Hackensack River Canoe & Kayak Club

paddling for over a third of a century

The Norwalk Islands
by Betty Wiest

July 11, 2004

It may sound odd, but the first question many people ask is, “Where are the Norwalk Islands?” It’s not so silly. They could be off the coast of Maine or Nova Scotia, or even Massachusetts—but, yes, they are off the coast of Connecticut—Norwalk, to be precise. Exit 16 off I-95. A mere half-hour from the Tappan Zee Bridge.

On the most glorious sunny day in July (the 11th), eight club members rendezvoused early in the day at the Palisades Center in Nyack. It’s probably the only time of day when there are no other cars in this mega-parking lot. After handing out directions and some information on our destination, a quick phone call to one of our participants who was “missing”, and any last-minute decisions to car pool or caravan, we were off!

There were four vehicles in our group consisting of six paddlers—Frank Gillen, Virginia and Jim Magee, Richard Whitby, and Bob May and the writer. The other two paddlers—Fred Cohane and Ed Snutes connected later on and joined us on the water.

Early Sunday morning is the best time to travel—probably anywhere, but especially on I-95. The trip went smoothly. We got off the exit and I saw a sign with an arrow for a triathlon. I didn’t give it another thought—until we got to the Calf Pasture Park where the launch site was located. Cars. People. Lots of them. And policemen giving directions. We lost two cars from our caravan in the parking lot. Ah, but it was easy to distinguish bike racks from boat racks. We managed to get fairly close to the launch site, but still had to portage the boats to the ramp.

The tide was at its mid-point but going out. Fred and Ed were lazily “hanging out” while our gang outfitted our kayaks and applied a healthy dose of suntan lotion. Finally! We were all in the waters of the Sheffield Harbor. Destination—Sheffield Island—the furthest point of our trip.

Sea kayaks or a similar recreational boat is best for the open water. You need a “fast” moving boat in these waters. Why? The toughest challenge is to navigate our small craft in the busy channel. Most motorboat pilots are courteous, but there are always a few who do not slow down for us “small guys”. Even with extending our paddles and waving them in the air, they paid us no heed. Whew! We made it.

There is nothing quite like a luxurious, lazy paddle on summer Sunday morning. The water was calm. It was exquisite.

We all pretty much stayed together taking in the sights on the shoreline…a few snowy egrets, lots of sea gulls, and one very protective osprey in her nest atop a pole. Her shrill voice announced we had gotten too close for her comfort.

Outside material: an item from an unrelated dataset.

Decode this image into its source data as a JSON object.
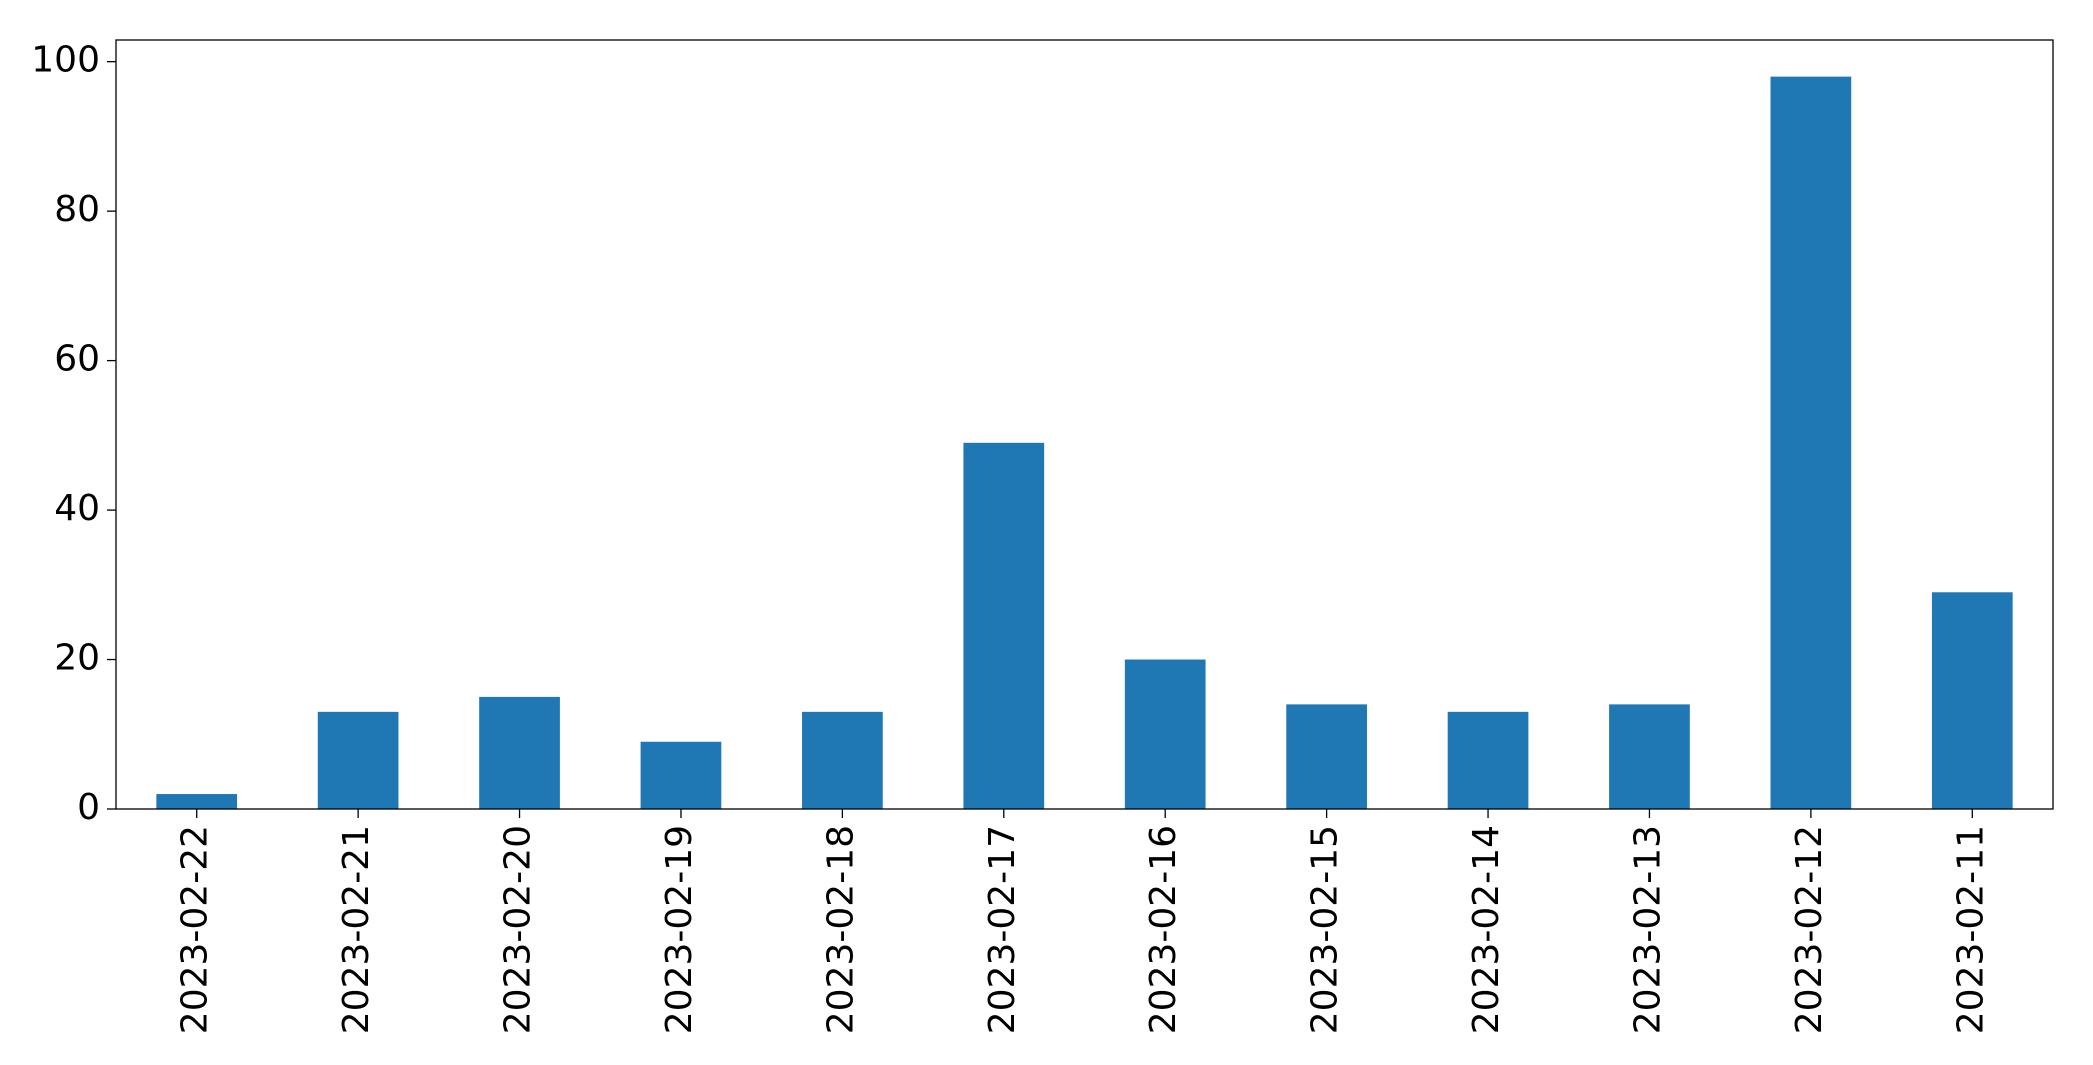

We lost (we’ll actually they departed) two of our paddlers who needed to return home. The rest of us continued on to the historic Sheffield Lighthouse. Here we ate our lunch and enjoyed the mid-day sun. While most of the island is set aside as part of a wildlife management area, a small portion of the island falls under the auspices of a public/private organization. The “ranger” approached us for a $5 per person fee for landing. After a short discussion, he waived the fee advising us “please don’t tell any other kayakers.” I slipped him a five anyway just so we could at least use the bathroom facilities. A few “Kodak” moments and we were off again.

We rounded the tip of Sheffield Island and found ourselves in the Long Island Sound. The water changed slightly with gentle swells. Cormorants were seen spreading their wings perched on mossy rocks.

Our second stop of the day was made at a beach on Shea Island where overnight camping is allowed. Mostly we saw pleasure craft anchored and their passengers enjoying the beach and all its related activities, like walking on the mega-seashell border between the water and the brush. We had a few energetic paddlers ourselves with Virginia and Jim taking a dip.

Before we shoved off for the last leg of our journey, we took a quick look at the map to determine our route.

We paddled near another “day beach” with lots of motorboats and people on Chimon Island, then past Betts Island with a like number of people and boats. It seemed to be the favorite spot for clamming!

On the very final run for home, I’m sad to say, I missed the one that got away. With my camera tucked in my deck-bag and my sight set for Calf Pasture Point, a sea gull swooped down in ten feet from the bow of my boat and plucked a giant crab from the sea.
Too late, it will always be a memory of the “one that got away”.

It was low tide, by the time we got to shore. Sand bars with people casting their rods were visible where there were none before. Lots of people were getting set to enjoy a late afternoon paddle. We were ready for a beer.

Things you should know: The entrance fee to Calf Pasture Park on weekends for non-residents is $20 per car. It pays to carpool.

Directions: I-95 to Exit 16, South on East Avenue, past two traffic lights, under railroad bridge. Bear left after third traffic light to Cemetery Street, bear right onto Gregory Blvd., south to traffic circle; bear left and follow Calf Pasture Beach Road to parking area. You can usually off-load your kayaks and then re-park your car very nearby.